(Ubuntu instructions..)
This tutorial demonstrate an end to end video analytics example. The code includes few pipe stages.
And you can merge normalization into first convolution as opposite to OpenCVDNN through Model Opimizer with –scale, –mean_values options.
Test contents are located in "samples/end2end_video_analytics/test_content" folder.
The stages to run the tutorial
1, "Model Downloader"
Download "MobileNet" model from the internet
$ cd /opt/intel/computer_vision_sdk/deployment_tools/model_downloader $ sudo python3 downloader.py –name mobilenet-ssd
model optimizer prerequisites installation for caffe model
$ sudo apt-get -y install python3-pip virtualenv cmake libpng12-dev libcairo2-dev libpango1.0-dev libglib2.0-dev libgtk2.0-dev libgstreamer0.10-dev libswscale-dev libavcodec-dev libavformat-dev python3-yaml $ cd /opt/intel/computer_vision_sdk/deployment_tools/model_optimizer/install_prerequisites $ sudo ./install_prerequisites.sh $ cd /opt/intel/computer_vision_sdk/deployment_tools/model_optimizer $ source /opt/intel/computer_vision_sdk/bin/setupvars.sh $ source ./venv/bin/activate
We will run Model Optimizer twice, to generate FP32 and FP16 weights.
// IR files, FP32 version, will be created in ~/Desktop/IR/FP32 $ python3 ./mo.py --input_model ../model_downloader/object_detection/common/mobilenet-ssd/caffe/mobilenet-ssd.caffemodel --scale 255.0 --mean_values [123.68,116.779,103.939] --output_dir ~/Desktop/IR/FP32 --data_type FP32 // IR files, FP16 version, will be created in ~/Desktop/IR/FP16 $ python3 ./mo.py --input_model ../model_downloader/object_detection/common/mobilenet-ssd/caffe/mobilenet-ssd.caffemodel --scale 255.0 --mean_values [123.68,116.779,103.939] --output_dir ~/Desktop/IR/FP16 --data_type FP16
Build inference engine samples Open a new terminal. You can build from original inference_engine/samples folder with "sudo su" as well.
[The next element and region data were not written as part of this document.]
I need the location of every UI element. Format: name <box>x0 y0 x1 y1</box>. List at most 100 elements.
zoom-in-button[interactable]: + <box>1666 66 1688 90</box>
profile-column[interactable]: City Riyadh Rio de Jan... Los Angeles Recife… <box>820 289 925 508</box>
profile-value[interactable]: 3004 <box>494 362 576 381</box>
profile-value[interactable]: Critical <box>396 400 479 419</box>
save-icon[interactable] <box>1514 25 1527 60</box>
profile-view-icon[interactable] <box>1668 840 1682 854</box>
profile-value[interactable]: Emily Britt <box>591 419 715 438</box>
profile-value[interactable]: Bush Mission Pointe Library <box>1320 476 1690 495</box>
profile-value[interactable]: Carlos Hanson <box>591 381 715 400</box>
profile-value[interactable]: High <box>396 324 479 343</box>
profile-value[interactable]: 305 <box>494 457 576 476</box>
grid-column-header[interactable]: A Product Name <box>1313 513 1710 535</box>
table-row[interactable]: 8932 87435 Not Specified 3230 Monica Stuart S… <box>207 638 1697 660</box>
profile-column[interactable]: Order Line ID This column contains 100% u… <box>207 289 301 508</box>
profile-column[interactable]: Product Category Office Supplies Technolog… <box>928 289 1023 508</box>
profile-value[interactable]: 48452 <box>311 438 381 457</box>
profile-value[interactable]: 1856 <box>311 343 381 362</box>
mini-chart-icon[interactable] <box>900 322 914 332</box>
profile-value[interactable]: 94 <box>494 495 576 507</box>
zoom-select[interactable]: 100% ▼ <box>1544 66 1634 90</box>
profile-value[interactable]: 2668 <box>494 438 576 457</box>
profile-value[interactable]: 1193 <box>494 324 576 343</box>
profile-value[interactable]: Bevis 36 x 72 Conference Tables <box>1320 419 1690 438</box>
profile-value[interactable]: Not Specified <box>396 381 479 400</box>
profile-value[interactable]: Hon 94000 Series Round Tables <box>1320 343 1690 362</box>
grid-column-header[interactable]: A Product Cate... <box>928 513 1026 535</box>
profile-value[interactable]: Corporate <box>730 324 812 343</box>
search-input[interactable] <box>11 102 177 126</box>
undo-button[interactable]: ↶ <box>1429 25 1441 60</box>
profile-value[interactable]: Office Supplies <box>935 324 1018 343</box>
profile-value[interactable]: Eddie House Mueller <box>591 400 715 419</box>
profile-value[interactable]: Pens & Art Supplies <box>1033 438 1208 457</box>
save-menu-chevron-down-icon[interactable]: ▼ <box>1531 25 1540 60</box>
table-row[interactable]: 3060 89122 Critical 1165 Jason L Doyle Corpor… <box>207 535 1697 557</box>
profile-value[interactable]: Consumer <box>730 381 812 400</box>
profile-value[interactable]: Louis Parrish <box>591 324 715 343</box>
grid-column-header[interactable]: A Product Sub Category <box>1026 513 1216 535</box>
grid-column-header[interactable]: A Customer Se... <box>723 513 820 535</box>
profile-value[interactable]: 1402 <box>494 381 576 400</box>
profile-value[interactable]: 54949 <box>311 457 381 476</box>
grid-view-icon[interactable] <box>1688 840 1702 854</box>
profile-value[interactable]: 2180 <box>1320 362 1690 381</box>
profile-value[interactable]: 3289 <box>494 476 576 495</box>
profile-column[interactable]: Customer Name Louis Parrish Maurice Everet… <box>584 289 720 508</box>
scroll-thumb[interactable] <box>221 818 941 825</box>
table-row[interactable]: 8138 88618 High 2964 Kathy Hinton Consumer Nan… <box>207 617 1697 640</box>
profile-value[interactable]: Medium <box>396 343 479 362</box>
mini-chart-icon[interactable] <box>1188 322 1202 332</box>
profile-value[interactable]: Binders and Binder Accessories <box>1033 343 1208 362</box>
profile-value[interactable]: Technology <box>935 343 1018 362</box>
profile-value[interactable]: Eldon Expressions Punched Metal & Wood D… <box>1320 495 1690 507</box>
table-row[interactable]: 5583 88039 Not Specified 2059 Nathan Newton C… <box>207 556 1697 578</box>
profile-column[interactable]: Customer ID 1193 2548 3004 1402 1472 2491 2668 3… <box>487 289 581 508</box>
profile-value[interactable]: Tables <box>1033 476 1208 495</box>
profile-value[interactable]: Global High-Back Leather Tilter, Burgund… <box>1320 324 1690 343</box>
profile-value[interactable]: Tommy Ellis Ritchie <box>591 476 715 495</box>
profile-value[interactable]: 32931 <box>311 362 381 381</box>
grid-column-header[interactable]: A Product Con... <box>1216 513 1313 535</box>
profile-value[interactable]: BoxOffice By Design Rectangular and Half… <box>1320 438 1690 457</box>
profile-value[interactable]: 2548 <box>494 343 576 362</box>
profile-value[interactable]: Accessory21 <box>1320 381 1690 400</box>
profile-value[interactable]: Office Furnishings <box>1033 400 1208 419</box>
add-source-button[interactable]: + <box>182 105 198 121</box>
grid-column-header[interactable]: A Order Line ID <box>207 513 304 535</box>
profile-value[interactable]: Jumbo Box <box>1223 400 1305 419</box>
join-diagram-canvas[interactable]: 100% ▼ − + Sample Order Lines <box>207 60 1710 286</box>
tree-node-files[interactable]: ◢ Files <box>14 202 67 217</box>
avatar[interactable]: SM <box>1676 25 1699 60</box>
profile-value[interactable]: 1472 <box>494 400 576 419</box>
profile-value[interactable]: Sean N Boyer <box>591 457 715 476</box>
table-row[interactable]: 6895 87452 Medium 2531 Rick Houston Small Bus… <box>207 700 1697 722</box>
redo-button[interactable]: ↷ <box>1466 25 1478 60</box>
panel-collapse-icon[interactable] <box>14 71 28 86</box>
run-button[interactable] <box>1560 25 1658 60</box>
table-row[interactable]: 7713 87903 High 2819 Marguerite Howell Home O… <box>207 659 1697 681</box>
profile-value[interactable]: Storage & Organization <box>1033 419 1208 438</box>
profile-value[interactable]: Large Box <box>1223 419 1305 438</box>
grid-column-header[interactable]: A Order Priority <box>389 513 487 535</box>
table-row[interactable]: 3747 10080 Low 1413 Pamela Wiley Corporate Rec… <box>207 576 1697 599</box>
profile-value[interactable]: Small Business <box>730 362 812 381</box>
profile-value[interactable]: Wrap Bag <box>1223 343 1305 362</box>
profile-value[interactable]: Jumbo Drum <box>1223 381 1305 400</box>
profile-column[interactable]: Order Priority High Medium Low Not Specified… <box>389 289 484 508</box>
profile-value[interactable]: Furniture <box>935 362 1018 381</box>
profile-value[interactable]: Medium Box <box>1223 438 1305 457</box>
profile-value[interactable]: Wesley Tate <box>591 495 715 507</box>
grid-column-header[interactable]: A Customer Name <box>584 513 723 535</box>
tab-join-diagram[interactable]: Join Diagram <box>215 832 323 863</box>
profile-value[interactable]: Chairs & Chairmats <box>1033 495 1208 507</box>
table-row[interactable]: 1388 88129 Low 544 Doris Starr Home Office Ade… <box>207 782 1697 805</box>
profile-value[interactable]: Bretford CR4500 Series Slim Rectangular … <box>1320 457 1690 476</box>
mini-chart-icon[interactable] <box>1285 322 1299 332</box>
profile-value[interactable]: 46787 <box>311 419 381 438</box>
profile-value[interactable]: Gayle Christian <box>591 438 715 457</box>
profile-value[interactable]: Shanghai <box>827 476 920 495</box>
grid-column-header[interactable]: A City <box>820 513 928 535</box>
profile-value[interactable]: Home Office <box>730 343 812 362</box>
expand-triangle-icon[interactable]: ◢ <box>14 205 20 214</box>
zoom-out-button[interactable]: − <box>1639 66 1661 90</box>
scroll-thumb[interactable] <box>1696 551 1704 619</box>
$ cp -r /opt/intel/computer_vision_sdk/deployment_tools/inference_engine/samples ~/Desktop $ cd ~/Desktop/samples $ source /opt/intel/computer_vision_sdk/bin/setupvars.sh
$ mkdir build; cd build; cmake .. -DCMAKE_BUILD_TYPE=Release; make
$ sudo cp ./intel64/Release/lib/libcpu_extension.so /opt/intel/computer_vision_sdk/deployment_tools/inference_engine/lib/ubuntu_16.04/intel64/.
$ cd ~/Desktop/samples/build/intel64/Release
Present all the run flags and options: $ ./end2end_video_analytics_ie -h
The application outputs out.h264 (h264 video elementary stream with bounding box/ class label/ accuracy rate on the objects, you can play this with "$ mplayer out.h264").
Upon the start-up of the demo application, it reads the command line parameters and loads a network and a video to the inference engine plugin. When the inference is done, the application will compose bounding boxes, class labels, and accuracy rates on the detected objects and encode it to h264 video elementary stream.